Born to Run, the Gospels, and Me

When it comes to book subtitles, there are few that can rope me in faster than A Hidden Tribe, Superathletes, and the Greatest Race the World Has Never Seen. That right there is a book that I want to read and read it I did. Born to Run is ridiculously entertaining, engaging, and fascinating. Typically I would write a review for it1, but something else was on my mind as I went through this true story account of ultrarunning.

One cannot help but be drawn in by the way in which Christopher McDougall writes about running ridiculously long distances. I ran my first marathon this past spring.
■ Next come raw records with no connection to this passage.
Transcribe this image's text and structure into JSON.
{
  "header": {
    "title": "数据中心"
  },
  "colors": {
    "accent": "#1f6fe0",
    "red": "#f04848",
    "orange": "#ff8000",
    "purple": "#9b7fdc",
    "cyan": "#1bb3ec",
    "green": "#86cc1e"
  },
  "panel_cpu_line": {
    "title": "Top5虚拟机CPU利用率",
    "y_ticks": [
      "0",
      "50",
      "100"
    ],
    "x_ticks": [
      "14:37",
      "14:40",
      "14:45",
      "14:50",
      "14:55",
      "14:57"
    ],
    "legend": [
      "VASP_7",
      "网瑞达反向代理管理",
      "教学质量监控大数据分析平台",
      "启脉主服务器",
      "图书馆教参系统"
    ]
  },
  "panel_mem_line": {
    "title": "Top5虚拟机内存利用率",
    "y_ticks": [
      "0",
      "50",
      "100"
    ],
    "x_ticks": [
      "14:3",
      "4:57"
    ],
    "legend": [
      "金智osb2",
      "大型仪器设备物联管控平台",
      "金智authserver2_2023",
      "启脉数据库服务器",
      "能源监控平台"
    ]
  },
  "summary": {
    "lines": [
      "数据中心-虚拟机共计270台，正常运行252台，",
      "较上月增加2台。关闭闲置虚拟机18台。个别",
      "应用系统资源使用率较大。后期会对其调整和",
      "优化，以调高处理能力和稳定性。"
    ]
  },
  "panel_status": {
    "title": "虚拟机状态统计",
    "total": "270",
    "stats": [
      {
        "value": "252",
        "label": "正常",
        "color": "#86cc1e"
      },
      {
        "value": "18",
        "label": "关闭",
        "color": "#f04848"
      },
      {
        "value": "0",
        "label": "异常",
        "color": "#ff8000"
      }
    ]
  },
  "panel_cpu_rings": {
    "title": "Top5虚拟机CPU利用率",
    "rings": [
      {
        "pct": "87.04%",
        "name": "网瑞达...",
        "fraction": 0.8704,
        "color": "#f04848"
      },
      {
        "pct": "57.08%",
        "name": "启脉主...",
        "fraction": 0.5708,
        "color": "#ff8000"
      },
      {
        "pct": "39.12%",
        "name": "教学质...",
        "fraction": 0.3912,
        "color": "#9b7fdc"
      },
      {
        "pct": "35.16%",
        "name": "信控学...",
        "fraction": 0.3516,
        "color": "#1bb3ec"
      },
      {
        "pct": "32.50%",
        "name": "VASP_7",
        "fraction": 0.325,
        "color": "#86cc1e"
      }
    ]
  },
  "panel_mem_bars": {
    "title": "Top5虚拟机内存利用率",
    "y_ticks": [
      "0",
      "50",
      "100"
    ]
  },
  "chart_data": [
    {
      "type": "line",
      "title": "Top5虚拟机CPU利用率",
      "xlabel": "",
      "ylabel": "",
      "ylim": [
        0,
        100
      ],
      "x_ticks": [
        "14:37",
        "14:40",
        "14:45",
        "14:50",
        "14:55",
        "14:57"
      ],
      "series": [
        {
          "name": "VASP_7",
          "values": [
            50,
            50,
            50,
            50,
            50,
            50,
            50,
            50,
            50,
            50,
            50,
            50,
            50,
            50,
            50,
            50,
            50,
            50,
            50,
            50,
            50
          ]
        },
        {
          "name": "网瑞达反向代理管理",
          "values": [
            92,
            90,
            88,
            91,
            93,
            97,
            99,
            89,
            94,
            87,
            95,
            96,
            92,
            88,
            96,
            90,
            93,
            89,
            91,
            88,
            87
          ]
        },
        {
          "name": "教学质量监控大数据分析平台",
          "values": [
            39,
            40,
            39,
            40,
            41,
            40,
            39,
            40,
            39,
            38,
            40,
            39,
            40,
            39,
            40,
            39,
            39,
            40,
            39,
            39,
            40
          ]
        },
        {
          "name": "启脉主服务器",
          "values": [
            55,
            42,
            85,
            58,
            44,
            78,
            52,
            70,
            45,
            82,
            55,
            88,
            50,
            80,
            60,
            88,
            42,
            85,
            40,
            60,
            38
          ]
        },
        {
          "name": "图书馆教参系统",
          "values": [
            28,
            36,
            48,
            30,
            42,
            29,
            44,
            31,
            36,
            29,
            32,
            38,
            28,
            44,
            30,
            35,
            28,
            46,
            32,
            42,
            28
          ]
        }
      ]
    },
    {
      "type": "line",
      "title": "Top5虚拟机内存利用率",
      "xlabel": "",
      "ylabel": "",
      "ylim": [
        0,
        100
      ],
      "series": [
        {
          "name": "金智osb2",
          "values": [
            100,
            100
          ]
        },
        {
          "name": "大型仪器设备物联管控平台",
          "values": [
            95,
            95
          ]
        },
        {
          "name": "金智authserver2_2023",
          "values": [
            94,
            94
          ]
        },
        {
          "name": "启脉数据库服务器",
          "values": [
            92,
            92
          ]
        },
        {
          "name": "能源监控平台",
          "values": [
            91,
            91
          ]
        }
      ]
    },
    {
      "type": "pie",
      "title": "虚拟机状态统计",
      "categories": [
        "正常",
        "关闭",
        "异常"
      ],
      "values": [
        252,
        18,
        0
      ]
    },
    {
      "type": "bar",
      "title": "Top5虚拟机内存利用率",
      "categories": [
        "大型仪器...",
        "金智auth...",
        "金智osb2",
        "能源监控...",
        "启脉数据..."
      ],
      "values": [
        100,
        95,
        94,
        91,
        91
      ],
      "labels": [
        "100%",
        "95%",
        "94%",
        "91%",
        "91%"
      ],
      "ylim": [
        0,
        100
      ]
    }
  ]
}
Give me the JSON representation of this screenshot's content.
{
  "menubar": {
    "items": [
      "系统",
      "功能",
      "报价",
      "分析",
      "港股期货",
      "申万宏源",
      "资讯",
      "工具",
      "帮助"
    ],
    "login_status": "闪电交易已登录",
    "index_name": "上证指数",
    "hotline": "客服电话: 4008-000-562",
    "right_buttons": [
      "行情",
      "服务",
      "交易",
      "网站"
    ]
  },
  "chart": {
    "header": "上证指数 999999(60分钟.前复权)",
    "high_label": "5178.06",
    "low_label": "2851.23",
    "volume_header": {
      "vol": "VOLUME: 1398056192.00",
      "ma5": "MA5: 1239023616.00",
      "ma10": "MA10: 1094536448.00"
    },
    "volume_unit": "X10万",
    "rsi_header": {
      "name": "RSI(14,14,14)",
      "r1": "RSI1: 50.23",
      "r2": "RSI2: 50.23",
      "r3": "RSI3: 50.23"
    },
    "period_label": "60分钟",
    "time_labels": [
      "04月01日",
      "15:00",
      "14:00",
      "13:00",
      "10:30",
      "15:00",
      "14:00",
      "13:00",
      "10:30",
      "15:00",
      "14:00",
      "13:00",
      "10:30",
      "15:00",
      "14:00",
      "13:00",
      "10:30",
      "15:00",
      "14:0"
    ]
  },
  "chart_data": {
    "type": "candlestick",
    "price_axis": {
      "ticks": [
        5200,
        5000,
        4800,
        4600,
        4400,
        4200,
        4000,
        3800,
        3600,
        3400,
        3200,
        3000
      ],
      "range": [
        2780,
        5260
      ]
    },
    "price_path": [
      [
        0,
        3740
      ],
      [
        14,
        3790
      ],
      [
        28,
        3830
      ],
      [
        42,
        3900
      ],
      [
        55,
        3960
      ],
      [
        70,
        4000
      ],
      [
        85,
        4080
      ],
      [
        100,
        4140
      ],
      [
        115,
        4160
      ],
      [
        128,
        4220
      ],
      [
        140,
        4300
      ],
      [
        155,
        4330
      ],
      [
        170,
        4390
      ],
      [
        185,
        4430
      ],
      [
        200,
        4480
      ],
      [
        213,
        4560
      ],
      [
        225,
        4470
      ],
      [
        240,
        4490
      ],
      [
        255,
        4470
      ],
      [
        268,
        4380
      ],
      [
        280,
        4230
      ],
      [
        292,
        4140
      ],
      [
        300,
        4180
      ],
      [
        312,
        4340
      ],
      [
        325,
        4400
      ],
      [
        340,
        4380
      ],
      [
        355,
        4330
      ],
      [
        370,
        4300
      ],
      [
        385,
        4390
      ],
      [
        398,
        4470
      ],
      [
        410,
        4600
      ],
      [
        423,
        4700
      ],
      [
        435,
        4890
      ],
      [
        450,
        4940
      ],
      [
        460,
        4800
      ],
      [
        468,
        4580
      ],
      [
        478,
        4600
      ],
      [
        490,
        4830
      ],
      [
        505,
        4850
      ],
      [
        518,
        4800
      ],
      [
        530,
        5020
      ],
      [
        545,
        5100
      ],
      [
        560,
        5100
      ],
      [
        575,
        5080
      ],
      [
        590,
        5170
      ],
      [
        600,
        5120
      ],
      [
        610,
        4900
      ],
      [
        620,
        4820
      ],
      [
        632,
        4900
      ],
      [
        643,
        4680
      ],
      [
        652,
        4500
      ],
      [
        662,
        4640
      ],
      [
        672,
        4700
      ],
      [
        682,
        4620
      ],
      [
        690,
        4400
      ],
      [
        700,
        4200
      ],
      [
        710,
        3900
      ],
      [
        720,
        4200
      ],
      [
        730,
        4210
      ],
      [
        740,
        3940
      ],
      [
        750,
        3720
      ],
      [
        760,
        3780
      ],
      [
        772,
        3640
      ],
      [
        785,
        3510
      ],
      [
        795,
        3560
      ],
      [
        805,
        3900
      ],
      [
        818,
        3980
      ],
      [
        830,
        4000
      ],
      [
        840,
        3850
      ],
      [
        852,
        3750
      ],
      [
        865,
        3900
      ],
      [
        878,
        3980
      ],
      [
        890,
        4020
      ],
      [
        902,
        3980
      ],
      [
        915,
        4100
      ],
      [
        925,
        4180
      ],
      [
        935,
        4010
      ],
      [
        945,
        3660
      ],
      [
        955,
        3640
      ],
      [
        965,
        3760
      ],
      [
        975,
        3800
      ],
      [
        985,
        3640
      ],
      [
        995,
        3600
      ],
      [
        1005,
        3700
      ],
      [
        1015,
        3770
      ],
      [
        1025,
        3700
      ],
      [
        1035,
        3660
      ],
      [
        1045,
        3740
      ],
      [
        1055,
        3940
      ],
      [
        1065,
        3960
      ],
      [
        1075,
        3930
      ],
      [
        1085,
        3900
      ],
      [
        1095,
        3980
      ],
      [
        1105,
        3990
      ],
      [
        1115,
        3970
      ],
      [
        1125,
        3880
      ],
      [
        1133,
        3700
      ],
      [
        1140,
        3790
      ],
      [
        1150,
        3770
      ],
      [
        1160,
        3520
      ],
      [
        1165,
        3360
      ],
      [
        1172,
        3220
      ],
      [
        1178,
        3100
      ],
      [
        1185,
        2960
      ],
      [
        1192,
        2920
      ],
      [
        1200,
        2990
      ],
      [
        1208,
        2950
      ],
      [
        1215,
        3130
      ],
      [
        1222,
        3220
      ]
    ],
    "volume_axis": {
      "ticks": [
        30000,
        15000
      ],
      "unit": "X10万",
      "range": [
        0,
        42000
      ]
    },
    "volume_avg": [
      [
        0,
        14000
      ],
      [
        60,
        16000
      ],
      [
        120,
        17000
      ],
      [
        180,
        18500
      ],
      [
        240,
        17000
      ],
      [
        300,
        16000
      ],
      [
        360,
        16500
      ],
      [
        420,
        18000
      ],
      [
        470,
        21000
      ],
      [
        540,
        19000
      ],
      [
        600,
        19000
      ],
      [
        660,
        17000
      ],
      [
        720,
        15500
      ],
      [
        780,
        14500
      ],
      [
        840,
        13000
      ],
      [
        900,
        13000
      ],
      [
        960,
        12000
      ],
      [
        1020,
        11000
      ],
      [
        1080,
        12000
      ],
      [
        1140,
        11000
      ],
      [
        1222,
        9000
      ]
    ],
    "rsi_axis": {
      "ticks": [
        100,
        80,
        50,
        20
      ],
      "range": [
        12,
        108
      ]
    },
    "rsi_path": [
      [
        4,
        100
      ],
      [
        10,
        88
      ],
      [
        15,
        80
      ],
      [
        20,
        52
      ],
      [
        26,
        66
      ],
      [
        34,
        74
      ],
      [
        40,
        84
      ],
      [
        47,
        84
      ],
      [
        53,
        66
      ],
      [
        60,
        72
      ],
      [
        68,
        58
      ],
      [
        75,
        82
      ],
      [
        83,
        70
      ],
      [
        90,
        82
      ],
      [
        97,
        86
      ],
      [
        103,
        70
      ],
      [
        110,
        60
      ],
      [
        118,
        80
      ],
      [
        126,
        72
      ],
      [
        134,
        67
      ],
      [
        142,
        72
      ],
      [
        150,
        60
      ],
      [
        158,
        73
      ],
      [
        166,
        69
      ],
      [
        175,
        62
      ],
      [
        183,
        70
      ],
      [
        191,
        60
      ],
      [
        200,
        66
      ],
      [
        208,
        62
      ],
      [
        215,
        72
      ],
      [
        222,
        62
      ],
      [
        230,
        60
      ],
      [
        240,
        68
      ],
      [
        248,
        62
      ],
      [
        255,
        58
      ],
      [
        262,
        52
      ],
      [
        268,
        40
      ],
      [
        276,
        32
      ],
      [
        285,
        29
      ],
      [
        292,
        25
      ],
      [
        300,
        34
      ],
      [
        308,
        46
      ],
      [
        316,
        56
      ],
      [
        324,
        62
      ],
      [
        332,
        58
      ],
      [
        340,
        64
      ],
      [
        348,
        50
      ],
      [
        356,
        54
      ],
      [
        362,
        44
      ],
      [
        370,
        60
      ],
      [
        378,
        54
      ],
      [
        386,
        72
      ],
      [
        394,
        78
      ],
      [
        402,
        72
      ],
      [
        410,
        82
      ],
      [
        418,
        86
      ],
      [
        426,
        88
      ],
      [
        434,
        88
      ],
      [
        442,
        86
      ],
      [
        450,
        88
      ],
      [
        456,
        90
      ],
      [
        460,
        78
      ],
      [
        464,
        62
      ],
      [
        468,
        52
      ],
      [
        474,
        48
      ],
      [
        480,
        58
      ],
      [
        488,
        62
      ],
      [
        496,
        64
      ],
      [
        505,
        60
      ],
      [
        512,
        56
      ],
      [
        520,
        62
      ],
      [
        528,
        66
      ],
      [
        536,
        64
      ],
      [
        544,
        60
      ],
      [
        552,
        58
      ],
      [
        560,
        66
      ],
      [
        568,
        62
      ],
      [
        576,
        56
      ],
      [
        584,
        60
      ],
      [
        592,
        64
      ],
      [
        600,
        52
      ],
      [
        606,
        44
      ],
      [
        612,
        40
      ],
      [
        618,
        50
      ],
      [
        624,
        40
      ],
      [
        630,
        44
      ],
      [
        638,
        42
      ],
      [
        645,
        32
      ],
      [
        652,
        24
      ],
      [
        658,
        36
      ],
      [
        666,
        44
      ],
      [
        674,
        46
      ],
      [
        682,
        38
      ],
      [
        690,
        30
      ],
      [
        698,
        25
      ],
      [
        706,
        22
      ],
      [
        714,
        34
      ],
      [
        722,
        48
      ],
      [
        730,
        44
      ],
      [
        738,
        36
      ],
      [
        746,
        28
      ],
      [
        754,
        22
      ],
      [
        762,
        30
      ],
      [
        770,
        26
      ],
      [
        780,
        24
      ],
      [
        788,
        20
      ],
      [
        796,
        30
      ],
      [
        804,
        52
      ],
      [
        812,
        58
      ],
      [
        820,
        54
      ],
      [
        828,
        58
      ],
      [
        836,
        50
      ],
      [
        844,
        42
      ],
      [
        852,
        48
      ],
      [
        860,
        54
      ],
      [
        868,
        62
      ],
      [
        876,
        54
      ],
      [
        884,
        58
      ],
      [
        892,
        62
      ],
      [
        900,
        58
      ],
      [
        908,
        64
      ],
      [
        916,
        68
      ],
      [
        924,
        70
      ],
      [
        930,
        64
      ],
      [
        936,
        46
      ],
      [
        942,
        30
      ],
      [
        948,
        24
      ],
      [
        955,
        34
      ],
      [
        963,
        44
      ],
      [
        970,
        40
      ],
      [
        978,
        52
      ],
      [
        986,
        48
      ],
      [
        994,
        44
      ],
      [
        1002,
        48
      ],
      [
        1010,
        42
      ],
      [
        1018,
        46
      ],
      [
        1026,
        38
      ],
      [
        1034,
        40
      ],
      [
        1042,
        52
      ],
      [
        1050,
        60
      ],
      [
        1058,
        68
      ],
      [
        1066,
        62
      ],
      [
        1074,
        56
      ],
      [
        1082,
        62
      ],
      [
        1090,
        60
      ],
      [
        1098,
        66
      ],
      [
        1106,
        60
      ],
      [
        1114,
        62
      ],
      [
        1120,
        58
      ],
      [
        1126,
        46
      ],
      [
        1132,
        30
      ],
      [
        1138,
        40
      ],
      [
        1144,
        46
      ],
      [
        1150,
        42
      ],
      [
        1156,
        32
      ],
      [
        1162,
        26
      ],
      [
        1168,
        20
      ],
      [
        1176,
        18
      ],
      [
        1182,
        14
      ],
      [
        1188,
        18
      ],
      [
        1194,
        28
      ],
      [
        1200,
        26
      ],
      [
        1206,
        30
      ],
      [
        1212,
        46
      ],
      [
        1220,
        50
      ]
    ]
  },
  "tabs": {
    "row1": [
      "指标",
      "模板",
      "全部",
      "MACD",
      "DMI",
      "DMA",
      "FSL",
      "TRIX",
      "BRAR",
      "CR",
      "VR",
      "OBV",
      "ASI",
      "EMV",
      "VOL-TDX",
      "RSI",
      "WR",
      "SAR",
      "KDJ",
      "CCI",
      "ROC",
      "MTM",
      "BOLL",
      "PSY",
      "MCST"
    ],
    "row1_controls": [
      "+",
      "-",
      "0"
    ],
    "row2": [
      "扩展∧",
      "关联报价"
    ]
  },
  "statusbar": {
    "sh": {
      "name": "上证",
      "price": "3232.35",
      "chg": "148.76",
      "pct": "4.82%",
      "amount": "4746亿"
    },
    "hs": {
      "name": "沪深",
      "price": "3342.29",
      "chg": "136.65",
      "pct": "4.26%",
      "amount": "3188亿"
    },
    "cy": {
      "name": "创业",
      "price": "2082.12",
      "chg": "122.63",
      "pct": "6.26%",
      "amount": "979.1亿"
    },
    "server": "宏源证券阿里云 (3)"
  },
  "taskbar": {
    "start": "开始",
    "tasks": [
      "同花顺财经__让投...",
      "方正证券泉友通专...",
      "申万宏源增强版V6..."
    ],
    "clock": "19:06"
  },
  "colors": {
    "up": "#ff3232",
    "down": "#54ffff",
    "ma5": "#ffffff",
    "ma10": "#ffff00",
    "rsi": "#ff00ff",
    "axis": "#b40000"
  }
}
I plan to keep running marathons, but I also promised EA that this was far as it was going to go. No ultras. No Ironman triathlons. 

Yet McDougall lays down a great case that humans were indeed made for covering great distances on foot. And reading accounts of the Tarahumara running 50 to 100 miles in the Copper Canyons of Mexico, I found myself thinking, “Wow, they just seem so free and joyous in how they do this. I wonder if I could go further.” This is in spite of the fact that at mile 23 of my first marathon, I temporarily lost my will to live2.

There is something about a radical, countercultural society that is attractive, but typically that is as far as it’s going to go: attraction. The sacrifice of becoming an ultramarathoner is great. The slackers among these people have easy runs of 20 miles. I don’t want to do that. I like my family and my bed far too much3. At the end of the day I want the benefits, the badge of honor, and whatever else comes with being able to tear off a 50 mile jaunt. But I don’t really want to actually run 50 miles.

I felt this pull to a lifestyle even more so when I read Shane Claiborne’s The Irresistible Revolution a few years back. As much as running is a part of my identity, my faith is even more deeply ingrained. What Claiborne was doing - leaving everything behind to live with the poorest of poor - made a crazy amount of sense. And I felt that tug.

The reason that I felt that tug is because I feel that tug when I read the gospels. To extend the metaphor, Jesus calls his followers not to a 5K fun run but to a life of ultramarathoning. I believe that we are saved by grace through faith, but I cannot read Matthew, Mark, Luke, or John and shake the reality that Jesus calls me to something gravely difficult. I’m attracted to that and, at the same time, it scares me to death. Love of family, bed, comfort, and whatever else throw up all sorts of barriers.

Immediately, a couple of obvious ways to deal with the gospels come to mind. One is to just Claiborne my life, go live among the poorest of the poor, bring Jesus to those that are called the “least of these” in Matthew. I believe that people are truly called to that and I think many more of us don’t take that call seriously enough.

The other obvious way is to do what we do with a lot of what Jesus said. Oh, he didn’t really want us to sell everything we have and give the money to the poor. He was being metaphorical. He was talking about the spiritual. We, myself included, try to worm our way out of things by making everything spiritual and esoteric. But again and again in the gospels, Jesus tells us he wants everything. The spiritual is great, but if we don’t give over the physical, mental, and whatever else then we’re not truly following him.

So deep in the canyons of all this, there is a third way. It is a way that recognizes the gospels for what they are: not just a feel good story that make us kind of want to aspire to a new way life but not really. The gospels are a charge for us to live in a completely new way. It is something with which we have to wrestle mightily. It is something where we have to seek out God’s calling for our lives.

For some of us that calling is going to mean moving to inner city Philadelphia. Or who knows? Maybe moving to the Copper Canyons of Mexico. For others it might mean staying in the suburbs. But wherever we are it is going to mean that we need to preach the gospel with our words and actions. It is going to mean telling others about Jesus. It is going to mean looking out for the poor. It is going to mean caring for the widow, the orphan, and the alien. It is going to mean following the way that Jesus lived.

I want to do that, but my God, that is so incredibly difficult. May God gives us the grace to step by step move toward that; to run toward that. May we run and not grow weary, walk and not faint.

 

  1. To sum it up, it’s great and you should read it. Though be warned, the language is a bit coarse at times and apparently these ultrarunners practice nothing resembling self-control in any aspect of their lives.
  2. Not really. But kind of.
  3. Lest any ultramarathoners out there somehow come across this, I’m sure that there are plenty that stay on top of their sport and spend a great amount of time with their families. I do not mean to convey that you hate your families.